Posted by Ken Grassick

With a Little Help From My Friends

WHEN ORGANIZATIONS SCALE UP THEIR OPERATIONS, THE HARDEST TRANSITION TO MANAGE IS OFTEN THE INCREASED INTERFACES.

What happens if you find yourself in a situation which is difficult to handle or maybe one you’ve never encountered before? Many of our clients have experienced this and called us for help. However, one in particular saw a benefit, not just from our project risk knowledge base, but also from our upstream oil and gas project experience.

Our client, a large integrated services and manufacturing company, had designed and had been constructing a complex waste-to-energy (biomass) boiler and emissions control plant as part of a green energy power-generation project. But now they found themselves in uncharted waters.

Although they normally worked directly for the project-owning utility company, their relationship was now with the utility company’s main contractor, an engineering, procurement and construction (EPC) company. Their relationship with the EPC had become strained and day-to-day communications had suffered as a consequence. With construction all but complete, they were fast heading into the commissioning phase of their project.

Based on a recommendation, our client’s VP of Engineering called us to explain the situation on their project and ask how we might help them deal with the issues. Reiterating we had solved similar issues for our clients on drilling rig and field development projects but never on this type of project our client’s VP replied, ‘That’s one of the main reasons I called you,’ he said. ‘Your oil and gas project experience of dealing with EPC companies is exactly what I am looking for.’

We offered a number of light interventions but we all soon came to the realisation that boots on the ground were needed to provide leadership and direction to our client’s technical team and to rebuild communications with the EPC client.

Within days, we had one of our seasoned project managers onsite. With our in-house team providing remote support, we immediately made a positive impact across all the projects’ interfaces.

So what?

The issue for our client wasn’t knowing how to build and install their kit, or a lack of technical know-how to get it all working. It was doing all that within an EPC contractual context. The VP understood that this is often the environment in which oil and gas projects are delivered. He valued our knowledge and experience of this over those with a greater track record in renewables energy.

The remedy was for us to provide a service of offsite support and knowhow from our base, coupled with an experienced project manager on the ground.
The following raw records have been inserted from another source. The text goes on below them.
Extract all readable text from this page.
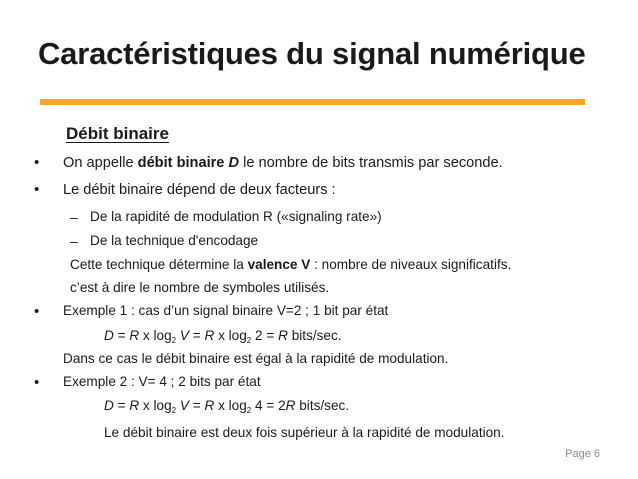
Caractéristiques du signal numérique
Débit binaire
• On appelle débit binaire D le nombre de bits transmis par seconde.
• Le débit binaire dépend de deux facteurs :
– De la rapidité de modulation R («signaling rate»)
– De la technique d'encodage
Cette technique détermine la valence V : nombre de niveaux significatifs.
c’est à dire le nombre de symboles utilisés.
• Exemple 1 : cas d’un signal binaire V=2 ; 1 bit par état
D = R x $\log_2 V = R$ x $\log_2 2 = R$ bits/sec.
Dans ce cas le débit binaire est égal à la rapidité de modulation.
• Exemple 2 : V= 4 ; 2 bits par état
D = R x $\log_2 V = R$ x $\log_2 4 = 2R$ bits/sec.
Le débit binaire est deux fois supérieur à la rapidité de modulation.
Page 6
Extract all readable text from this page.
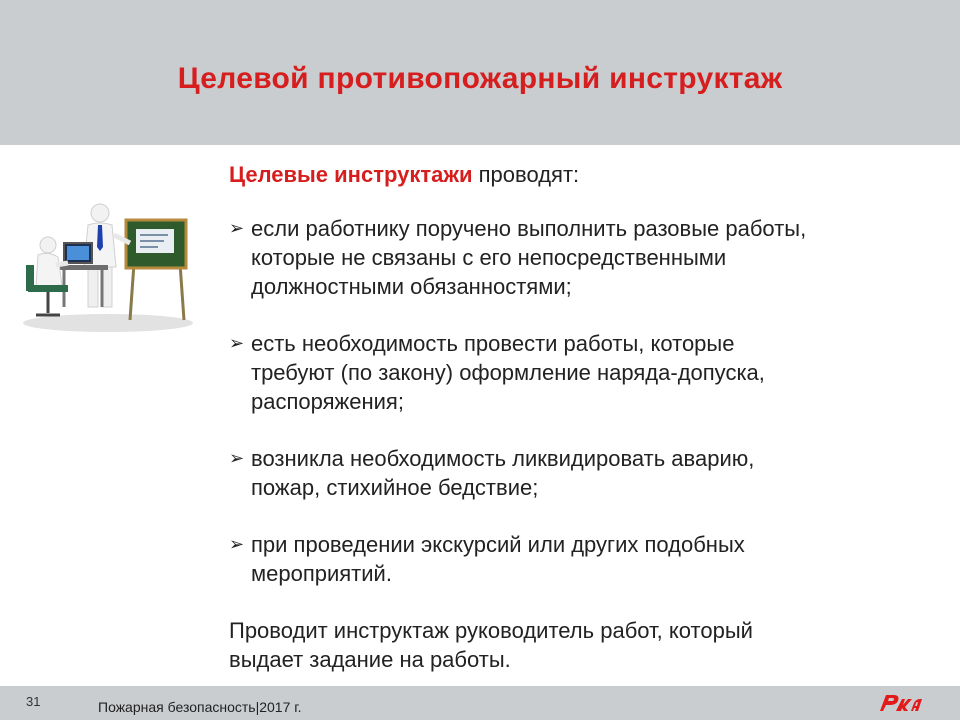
Целевой противопожарный инструктаж

Целевые инструктажи проводят:

➢ если работнику поручено выполнить разовые работы,
которые не связаны с его непосредственными
должностными обязанностями;
➢ есть необходимость провести работы, которые
требуют (по закону) оформление наряда-допуска,
распоряжения;
➢ возникла необходимость ликвидировать аварию,
пожар, стихийное бедствие;
➢ при проведении экскурсий или других подобных
мероприятий.

Проводит инструктаж руководитель работ, который
выдает задание на работы.

31	Пожарная безопасность|2017 г.
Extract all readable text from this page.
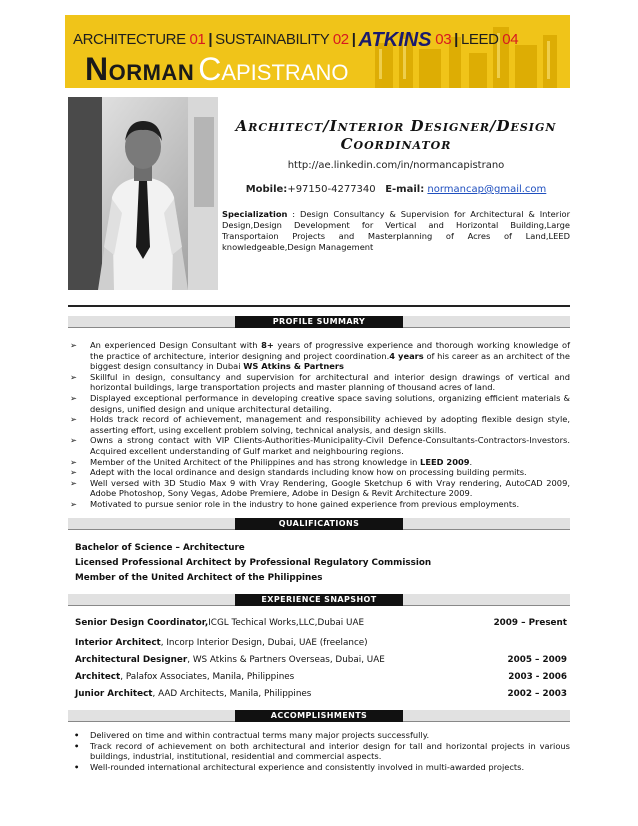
ARCHITECTURE 01 | SUSTAINABILITY 02 | ATKINS 03 | LEED 04
Norman Capistrano
Architect/Interior Designer/Design
Coordinator
http://ae.linkedin.com/in/normancapistrano
Mobile:+97150-4277340 E-mail: normancap@gmail.com
Specialization : Design Consultancy & Supervision for Architectural & Interior Design,Design Development for Vertical and Horizontal Building,Large Transportaion Projects and Masterplanning of Acres of Land,LEED knowledgeable,Design Management
PROFILE SUMMARY
➢ An experienced Design Consultant with 8+ years of progressive experience and thorough working knowledge of the practice of architecture, interior designing and project coordination.4 years of his career as an architect of the biggest design consultancy in Dubai WS Atkins & Partners
➢ Skillful in design, consultancy and supervision for architectural and interior design drawings of vertical and horizontal buildings, large transportation projects and master planning of thousand acres of land.
➢ Displayed exceptional performance in developing creative space saving solutions, organizing efficient materials & designs, unified design and unique architectural detailing.
➢ Holds track record of achievement, management and responsibility achieved by adopting flexible design style, asserting effort, using excellent problem solving, technical analysis, and design skills.
➢ Owns a strong contact with VIP Clients-Authorities-Municipality-Civil Defence-Consultants-Contractors-Investors. Acquired excellent understanding of Gulf market and neighbouring regions.
➢ Member of the United Architect of the Philippines and has strong knowledge in LEED 2009.
➢ Adept with the local ordinance and design standards including know how on processing building permits.
➢ Well versed with 3D Studio Max 9 with Vray Rendering, Google Sketchup 6 with Vray rendering, AutoCAD 2009, Adobe Photoshop, Sony Vegas, Adobe Premiere, Adobe in Design & Revit Architecture 2009.
➢ Motivated to pursue senior role in the industry to hone gained experience from previous employments.
QUALIFICATIONS
Bachelor of Science – Architecture
Licensed Professional Architect by Professional Regulatory Commission
Member of the United Architect of the Philippines
EXPERIENCE SNAPSHOT
Senior Design Coordinator,ICGL Techical Works,LLC,Dubai UAE	2009 – Present
Interior Architect, Incorp Interior Design, Dubai, UAE (freelance)
Architectural Designer, WS Atkins & Partners Overseas, Dubai, UAE	2005 – 2009
Architect, Palafox Associates, Manila, Philippines	2003 - 2006
Junior Architect, AAD Architects, Manila, Philippines	2002 – 2003
ACCOMPLISHMENTS
• Delivered on time and within contractual terms many major projects successfully.
• Track record of achievement on both architectural and interior design for tall and horizontal projects in various buildings, industrial, institutional, residential and commercial aspects.
• Well-rounded international architectural experience and consistently involved in multi-awarded projects.
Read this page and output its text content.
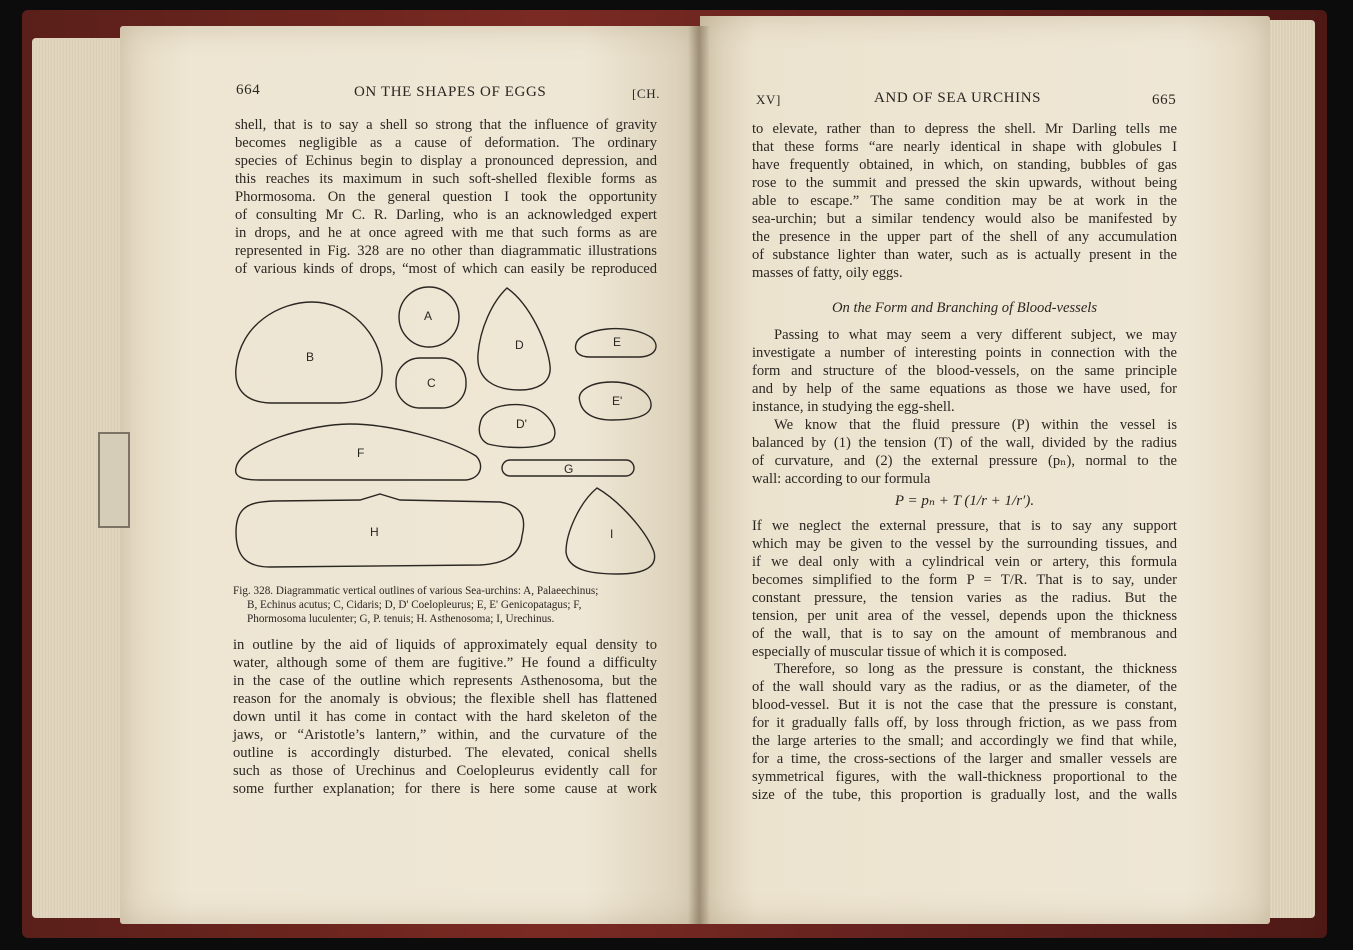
664	ON THE SHAPES OF EGGS	[CH.
shell, that is to say a shell so strong that the influence of gravity
becomes negligible as a cause of deformation. The ordinary
species of Echinus begin to display a pronounced depression, and
this reaches its maximum in such soft-shelled flexible forms as
Phormosoma. On the general question I took the opportunity
of consulting Mr C. R. Darling, who is an acknowledged expert
in drops, and he at once agreed with me that such forms as are
represented in Fig. 328 are no other than diagrammatic illustrations
of various kinds of drops, “most of which can easily be reproduced
A
B
C
D	E
E'
D'
F
G
H	I
Fig. 328. Diagrammatic vertical outlines of various Sea-urchins: A, Palaeechinus;
B, Echinus acutus; C, Cidaris; D, D' Coelopleurus; E, E' Genicopatagus; F,
Phormosoma luculenter; G, P. tenuis; H. Asthenosoma; I, Urechinus.
in outline by the aid of liquids of approximately equal density to
water, although some of them are fugitive.” He found a difficulty
in the case of the outline which represents Asthenosoma, but the
reason for the anomaly is obvious; the flexible shell has flattened
down until it has come in contact with the hard skeleton of the
jaws, or “Aristotle’s lantern,” within, and the curvature of the
outline is accordingly disturbed. The elevated, conical shells
such as those of Urechinus and Coelopleurus evidently call for
some further explanation; for there is here some cause at work
XV]	AND OF SEA URCHINS	665
to elevate, rather than to depress the shell. Mr Darling tells me
that these forms “are nearly identical in shape with globules I
have frequently obtained, in which, on standing, bubbles of gas
rose to the summit and pressed the skin upwards, without being
able to escape.” The same condition may be at work in the
sea-urchin; but a similar tendency would also be manifested by
the presence in the upper part of the shell of any accumulation
of substance lighter than water, such as is actually present in the
masses of fatty, oily eggs.
On the Form and Branching of Blood-vessels
Passing to what may seem a very different subject, we may
investigate a number of interesting points in connection with the
form and structure of the blood-vessels, on the same principle
and by help of the same equations as those we have used, for
instance, in studying the egg-shell.
We know that the fluid pressure (P) within the vessel is
balanced by (1) the tension (T) of the wall, divided by the radius
of curvature, and (2) the external pressure (pₙ), normal to the
wall: according to our formula
P = pₙ + T (1/r + 1/r′).
If we neglect the external pressure, that is to say any support
which may be given to the vessel by the surrounding tissues, and
if we deal only with a cylindrical vein or artery, this formula
becomes simplified to the form P = T/R. That is to say, under
constant pressure, the tension varies as the radius. But the
tension, per unit area of the vessel, depends upon the thickness
of the wall, that is to say on the amount of membranous and
especially of muscular tissue of which it is composed.
Therefore, so long as the pressure is constant, the thickness
of the wall should vary as the radius, or as the diameter, of the
blood-vessel. But it is not the case that the pressure is constant,
for it gradually falls off, by loss through friction, as we pass from
the large arteries to the small; and accordingly we find that while,
for a time, the cross-sections of the larger and smaller vessels are
symmetrical figures, with the wall-thickness proportional to the
size of the tube, this proportion is gradually lost, and the walls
In effect, we gave our client’s technical team a peer to help them deal with their present issues and navigate a course for them to successfully deliver their project.

By helping our client deal with the increased complexity around their interfaces, we restored order to their projects and protected their reputation for delivery within the waste-to-energy and biomass arena. The next step is to transfer that capability and bake it into their Project Governance.

We also proved the value, we have always believed was there of cross industry experience between the upstream oil and gas industry into the upstream energy industry generally and in this case specifically, a green energy project.

So successful was this Peer Assist approach that we’ve since implemented it on other green energy projects. But that’s another story.